А купцы, выйдя на улицу, дружно перекрестились на главки возвышавшегося напротив собора, нахлобучили на голову шапки, вздохнули и переглянулись меж собой.
– Видать, еще давать придется, – в задумчивости проговорил Медведев. – Без работников мне фабрику свою не поднять.
– А ты думал, – усмехнулся Михаил Корнильев, – и не один раз. Возьму да и напишу сынку своему, чтоб он до государыни императрицы дошел и обо всех наших бедах ей поведал, – притопнул ногой в расписном валенке Лев Нефедьев.
– С ума сошел?! – даже приостановился Корнильев. – Все дело только испортишь. Коль нового губернатора к нам пришлют, то когда ты еще до него доберешься? А коль он тебя первого в острог засадит за старые грехи?
– Да у меня и новых хватает, – хмыкнул Нефедьев.
– Вот и молчи в тряпочку. Все они одним миром мазаны, что этот, что другие.
– Твоя правда, Яковлевич, – согласился Медведев, – супротив ветра плевать, на тебя и придует.
– Надоело терпеть, – попробовал было оправдаться Нефедьев.
– А коль надоело, то пойди на реку, да и утопись, – жестко выговорил Михаил Яковлевич, подходя к коновязи и стряхнув легкий снежок с гривы своего коня. – Думаешь, мне не надоело или вот ему? А терпим ведь.
– Он вроде и ничего, губернатор наш, коль с уважением к нему, то можно всякое дело сладить, – отвязывая своего коня, примирительно проговорил Евсей Медведев. – Зря я ему только про татар сказанул. Надо было тишком с муллой договориться, а бумагу мне Венька Жигарев выправил бы, секретарь сухаревский.
– Венька этот берет больше, чем хозяин его, – садясь в сани и натягивая поводья, выговаривал Нефедьев, – кнут по нему плачет.
– Поди, ты только у нас один не поротый, – насмешливо спросил Михаил Корнильев и вдруг чего-то вспомнил, оглянулся, перешел на шепот: – Вот я чего сказать вам хотел: послал я на той неделе братца своего двоюродного, Ваньку Зубарева, в Ирбит на ярмарку.
– С товаром, что ли? – поинтересовался Медведев. – А я не захотел нынче ехать, не с чем.
– Да не про товар речь, – отмахнулся Корнильев. – Ванька мне предложил поймать тех, кто нашего брата обирает на таможне, на складах, ну, сами знаете.
– Как не знать, – согласились купцы, с интересом слушая.
– Ежели Ивану удастся найти заправилу тех дел, а через него наверх выйти, то мы к губернатору нашему мигом ключик подберем.
– Да ты что? – округлил глаза Медведев. – Неужто думаешь, что губернатор и там руку приложил?
– Врать пока не буду, но больно смелы стали приказные.
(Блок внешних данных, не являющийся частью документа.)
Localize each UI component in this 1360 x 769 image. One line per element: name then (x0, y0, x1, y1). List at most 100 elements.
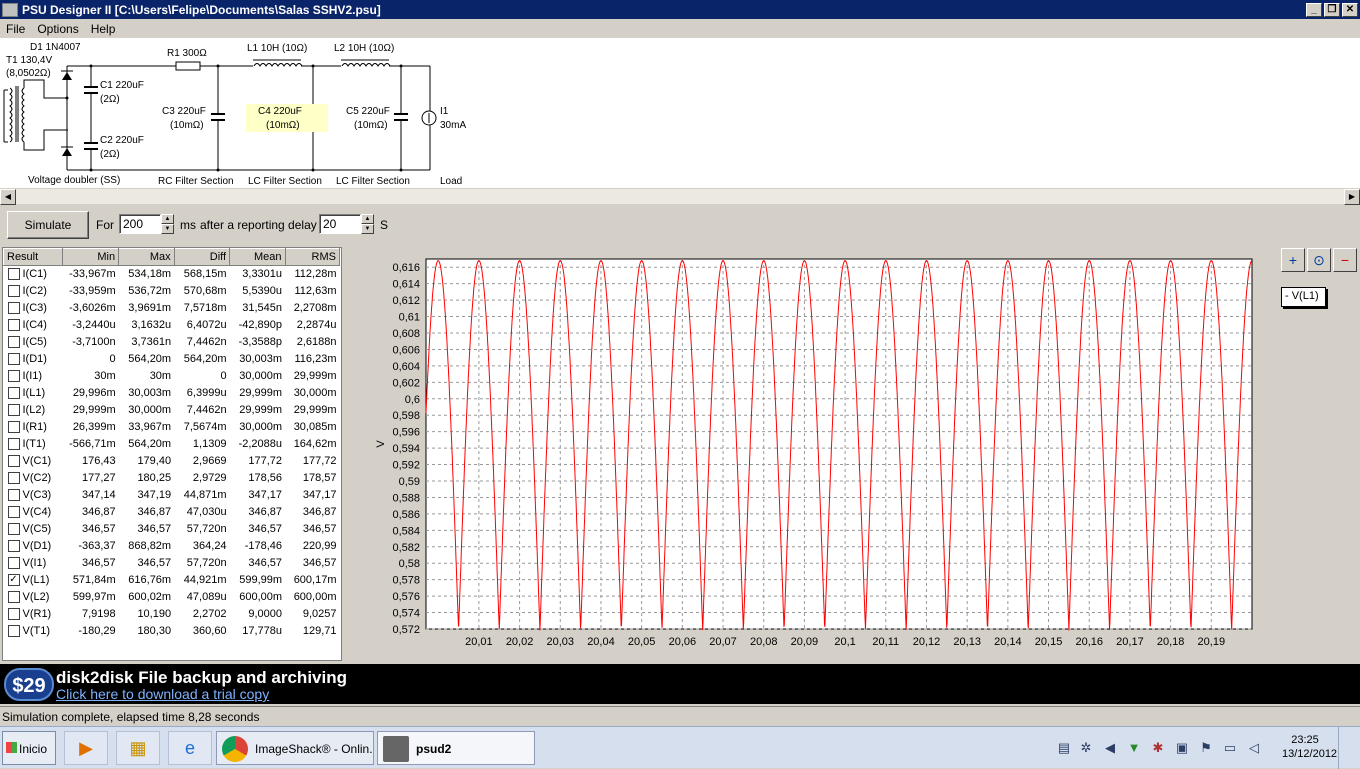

Раньше приедешь, и делай чего хошь, а теперь без них и шагу не ступишь: того нельзя, этого не можно, за все денежку плати, да еще и цены сбивают, как им вздумается, – горячо рубил рукой в морозном воздухе Михаил Яковлевич.
– Продыху не стало, – подтвердил Варфоломей Медведев, – не ярмарка стала, а разбой на большой дороге.
– И я о том же, пора взяться за них.
– Зря только вы все это затеяли, – так и не выходя из санок, отозвался Нефедьев, – кнутом обуха не перешибешь. Государыне писать надо. Обведут они твоего Ваньку вокруг пальца и дураком еще и выставят.
– Да ты Зубарева не знаешь, – не согласился Корнильев, – он парень тертый, не пропадет. Не впервой ему, докопается до правды, а вот тогда уж поглядим, как нам поступить.
– Эх, правдолюбы, мать вашу, – ругнулся Нефедьев и хлестнул коня кнутом, не прощаясь, направил его в сторону базарной площади.
– Фома-неверующий, – усмехнулся вслед ему Медведев и заискивающе спросил у Михаила Яковлевича: – Подвод не дашь в Березов снарядить?
– Где же ты раньше был? – не глядя на него, ответил Корнильев, усаживаясь поудобнее в саночках. – Мы с братьями уже отправили два десятка подвод на Демьянское. Коль вернутся до Рождества, то заходи, поговорим. – И, не прощаясь, потихоньку выправил на центральную улицу и так же не спеша поехал по самой ее середине, сдержанно отвечая на многочисленные поклоны знакомых.
– От вас, Корнильевых, уж точно правды не добьешься, а туда же, приказных за руку ловить собрались, – зло сплевывая себе под ноги, раздраженно ворчал Варфоломей Медведев, – захватили всю власть в городе и корчат из себя Бог весть кого.
А с крыльца тем временем, степенно ступая, сходил губернатор Сухарев, подумывая, какой бы подарок приготовить жене, чтоб не ворчала из-за его очередного опоздания, но, так ничего и не придумав, велел вознице трогать.